Le Potentiel : Depuis votre hospitalisation, Mobutu a été chassé, Laurent Kabila qui l’avait succédé a été assassiné, Joseph Kabila est aujourd’hui au pouvoir, le pays est envahi par des armées étrangères et divisé par la rébellion. Qu’en pensez-vous?
Nguz Karl-I-Bond : Je suis très triste de voir mon pays en décomposition avancée. Le Congo a été un grand pays. Rien ne se décidait sur le continent africain sans que nous soyons consultés. Sur le plan international, le Congo était la voie obligée pour les grandes puissances avant d’entreprendre toute action militaire en Afrique subsaharienne. Il semble que le pays n’a plus de politique étrangère. Tous ceux qui parlent au nom de la RDC sont des illustres inconnus. En diplomatie, cela compte beaucoup.

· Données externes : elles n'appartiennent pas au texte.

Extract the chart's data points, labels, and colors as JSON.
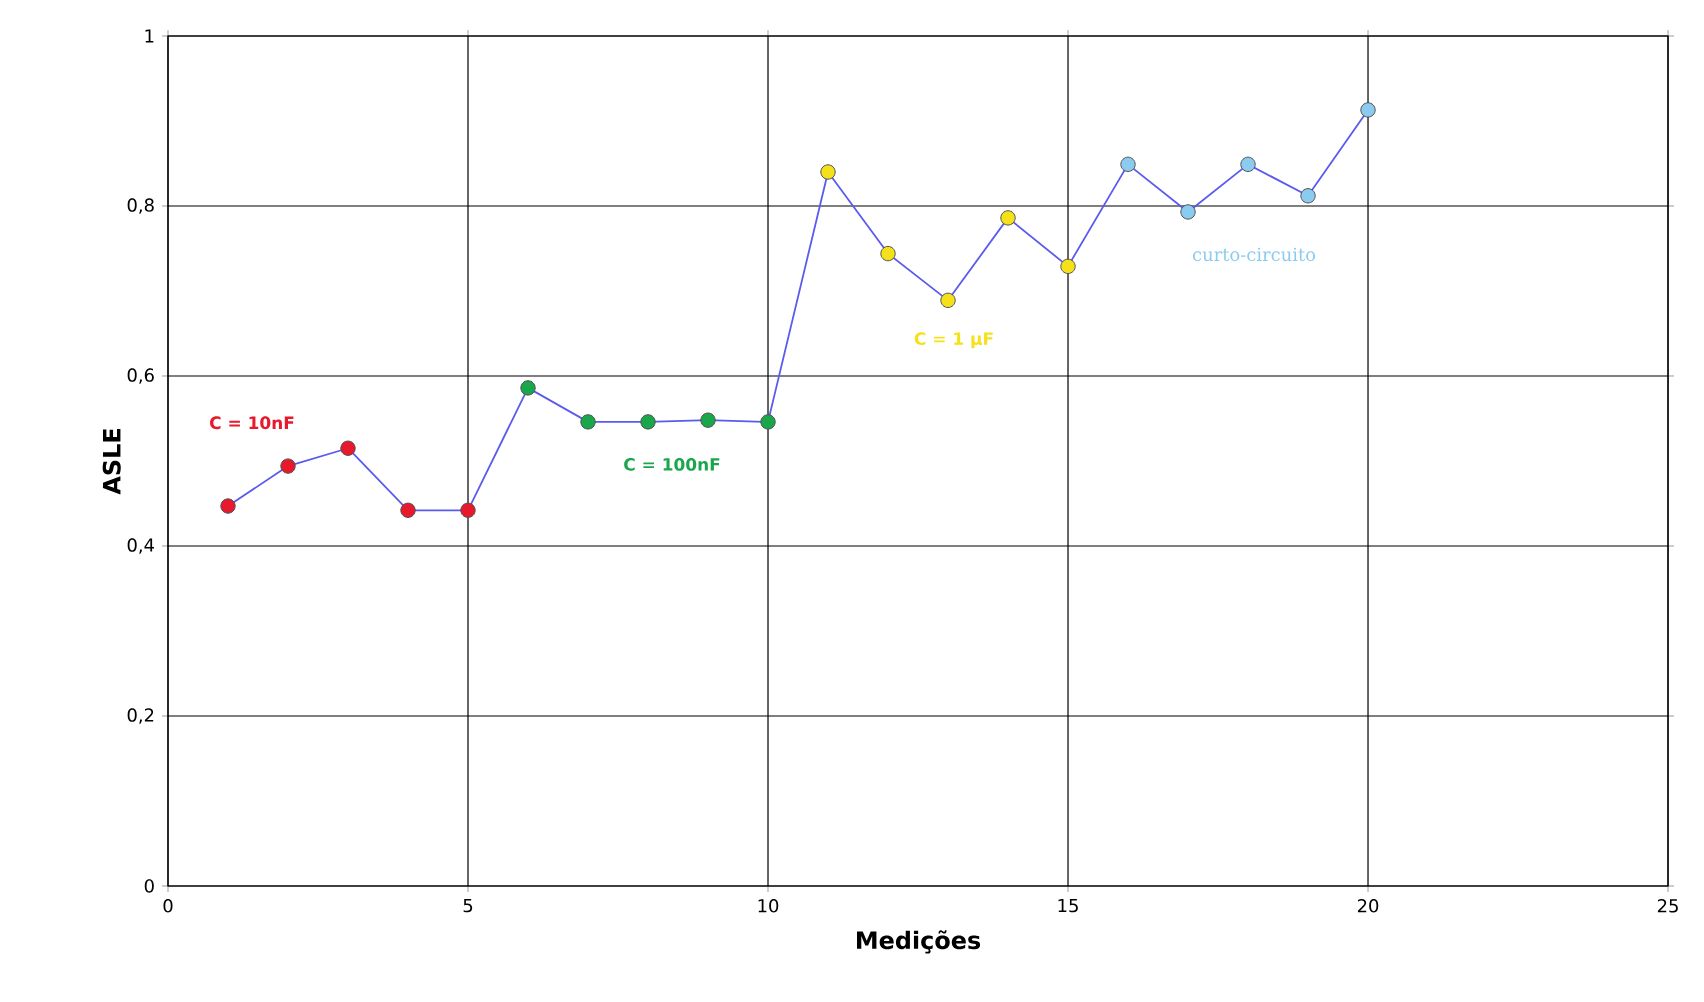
{
  "chart_data": {
    "type": "line",
    "xlabel": "Medições",
    "ylabel": "ASLE",
    "xlim": [
      0,
      25
    ],
    "ylim": [
      0,
      1
    ],
    "xticks": [
      0,
      5,
      10,
      15,
      20,
      25
    ],
    "yticks": [
      {
        "value": 0,
        "label": "0"
      },
      {
        "value": 0.2,
        "label": "0,2"
      },
      {
        "value": 0.4,
        "label": "0,4"
      },
      {
        "value": 0.6,
        "label": "0,6"
      },
      {
        "value": 0.8,
        "label": "0,8"
      },
      {
        "value": 1,
        "label": "1"
      }
    ],
    "grid": true,
    "series": [
      {
        "marker": "none",
        "color": "#5a5aee",
        "x": [
          1,
          2,
          3,
          4,
          5,
          6,
          7,
          8,
          9,
          10,
          11,
          12,
          13,
          14,
          15,
          16,
          17,
          18,
          19,
          20
        ],
        "values": [
          0.447,
          0.494,
          0.515,
          0.442,
          0.442,
          0.586,
          0.546,
          0.546,
          0.548,
          0.546,
          0.84,
          0.744,
          0.689,
          0.786,
          0.729,
          0.849,
          0.793,
          0.849,
          0.812,
          0.913
        ]
      },
      {
        "type": "scatter",
        "marker": "circle",
        "name": "C = 10nF",
        "color": "#e8192c",
        "x": [
          1,
          2,
          3,
          4,
          5
        ],
        "values": [
          0.447,
          0.494,
          0.515,
          0.442,
          0.442
        ]
      },
      {
        "type": "scatter",
        "marker": "circle",
        "name": "C = 100nF",
        "color": "#1aa64a",
        "x": [
          6,
          7,
          8,
          9,
          10
        ],
        "values": [
          0.586,
          0.546,
          0.546,
          0.548,
          0.546
        ]
      },
      {
        "type": "scatter",
        "marker": "circle",
        "name": "C = 1 µF",
        "color": "#f5e11a",
        "x": [
          11,
          12,
          13,
          14,
          15
        ],
        "values": [
          0.84,
          0.744,
          0.689,
          0.786,
          0.729
        ]
      },
      {
        "type": "scatter",
        "marker": "circle",
        "name": "curto-circuito",
        "color": "#8ccbf0",
        "x": [
          16,
          17,
          18,
          19,
          20
        ],
        "values": [
          0.849,
          0.793,
          0.849,
          0.812,
          0.913
        ]
      }
    ]
  }
}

Le Potentiel : Que faut-il faire?
Nguz Karl-I-Bond : Les Congolais doivent d’abord se réconcilier et travailler ensemble dans un gouvernement d’union nationale pour donner la paix et à manger au peuple congolais qui a trop souffert. Ils doivent surtout s’engager sur la voie de la démocratie, afin d’éviter la légitimité issue des armes.
Le Potentiel : Quel est votre projet politique?

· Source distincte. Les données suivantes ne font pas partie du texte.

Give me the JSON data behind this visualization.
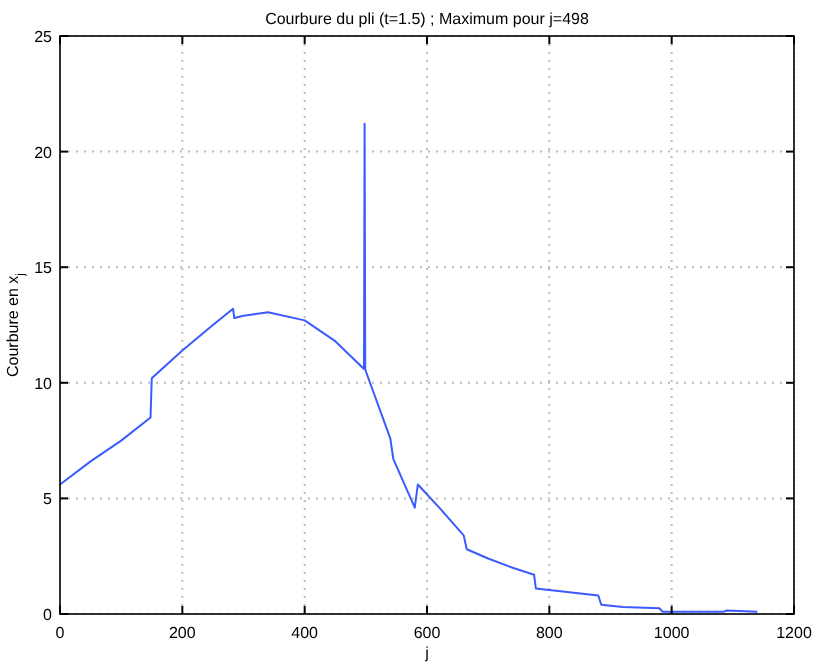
{
  "chart_data": {
    "type": "line",
    "title": "Courbure du pli (t=1.5) ; Maximum pour j=498",
    "xlabel": "j",
    "ylabel": "Courbure en x$_{j}$",
    "x": [
      0,
      50,
      100,
      148,
      150,
      200,
      250,
      283,
      285,
      300,
      340,
      400,
      450,
      497,
      498,
      499,
      500,
      540,
      545,
      580,
      585,
      620,
      660,
      665,
      700,
      740,
      775,
      778,
      880,
      885,
      920,
      980,
      985,
      1085,
      1090,
      1140
    ],
    "series": [
      {
        "color": "#3b5bff",
        "values": [
          5.6,
          6.6,
          7.5,
          8.5,
          10.2,
          11.4,
          12.5,
          13.2,
          12.8,
          12.9,
          13.05,
          12.7,
          11.8,
          10.6,
          21.2,
          10.6,
          10.5,
          7.6,
          6.7,
          4.6,
          5.6,
          4.6,
          3.4,
          2.8,
          2.4,
          2.0,
          1.7,
          1.1,
          0.8,
          0.4,
          0.3,
          0.25,
          0.1,
          0.1,
          0.15,
          0.1
        ]
      }
    ],
    "xlim": [
      0,
      1200
    ],
    "xticks": [
      0,
      200,
      400,
      600,
      800,
      1000,
      1200
    ],
    "ylim": [
      0,
      25
    ],
    "yticks": [
      0,
      5,
      10,
      15,
      20,
      25
    ],
    "grid": true
  }
}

Nguz Karl-I-Bond : Les médecins m’ont demandé de tourner définitivement le dos à la politique. Aujourd’hui, je suis condamné, sur leur prescription, d’accomplir quatre actions chaque jour: prendre les médicaments, manger, prendre l’air plein d’oxygène qui vient de la mer et dormir.
Le Potentiel : Le mot de la fin?
Nguz Karl-I-Bond : Je salue le courage et les convictions politiques d’Etienne Tshisekedi. Il a été de tous les combats. Je salue également l’attachement de Maman Marthe, son épouse. Ils devraient, eux aussi, faire attention à leur santé. Je pense que les personnalités comme Tshisekedi ou Kengo, si elles ont encore un peu d’énergie, peuvent contribuer à l’amélioration de l’image du Congo.